Just wanted some discussion on this… If the company takes more debt (and so the debt ratio goes up) what will be the effect on ROE and Net profit margin(Assuming that sales,Assets and OP.Income are not changed) A)ROE will go down B) net profit margin will go down IMO, It is B because, higher debt will result in higher Interest and so NI will go down which will take Net P.Margin down(since sales are unchanged) Although the numerator of A goes down , its denominator also goes down (For same assets, higher debt will reduce the equity) and therefore only B goes down.
actually I believe it will be both a and b. NI goes down. Equity also goes down. But NI goes down MORE. So ROE will go down, as a result.
I think if we have to select between the two it has to be NPM right? Not sure about ROE because there could be some cases it will not necessarily be true.To be able to select an option it has to be true in all the cases.
I don’t like your assumption. the reason a company takes more debt is to invest in equipment, grow and increase sales, etc …
DUPONT EQUATION: ROA = Net profit margin * asset turnover* Leverage. so , It depends on how much debt the company has and by how much net profit margin decrease.
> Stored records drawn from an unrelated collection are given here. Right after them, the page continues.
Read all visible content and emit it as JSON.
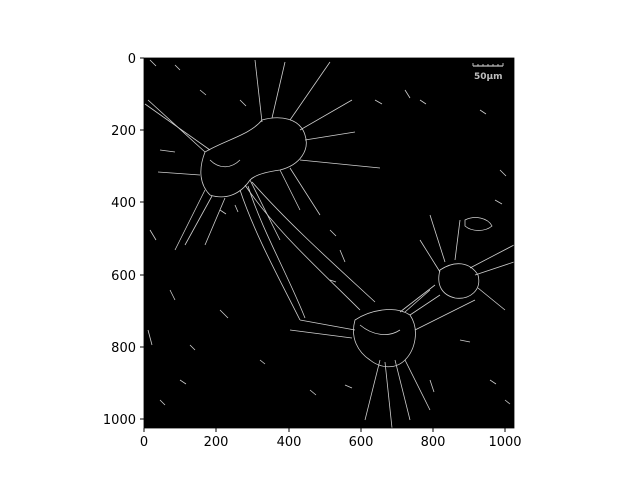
{
  "figure": {
    "image_description": "grayscale edge-detection image of cells with filaments on black background",
    "background_color": "#000000",
    "edge_color": "#c8c8c8",
    "scale_bar": {
      "label": "50μm"
    },
    "x_axis": {
      "ticks": [
        "0",
        "200",
        "400",
        "600",
        "800",
        "1000"
      ],
      "range": [
        0,
        1024
      ]
    },
    "y_axis": {
      "ticks": [
        "0",
        "200",
        "400",
        "600",
        "800",
        "1000"
      ],
      "range": [
        0,
        1024
      ],
      "inverted": true
    }
  }
}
So you can not tell that ROA will go down unless you have enough information, but you can say net profit margin will go down becuase of higher interest rates.
I think he means ROE not ROA
maratikus Wrote: ------------------------------------------------------- > I don’t like your assumption. the reason a > company takes more debt is to invest in equipment, > grow and increase sales, etc … Good point here! we would actually need more info though, such as: How much will the sales go up? There is also no doubt that assets will increase, unless the company decided to reduce equity to keep the same D/E ratio…which wouldn’t make much sense.
This effect is known as financial leverage .When ROE is high, financial leverage makes it even higher and vice versa. In Debt financing, In the early years, NI and ROE go down because of higher interest paid but reverse is true in the later years because of more sales and lower Interest payments due to amortization effect. ROE= ROAxFL Debt financing better choice when company does not want to liquidate the EPS by issuing more shares to finance its operations etc.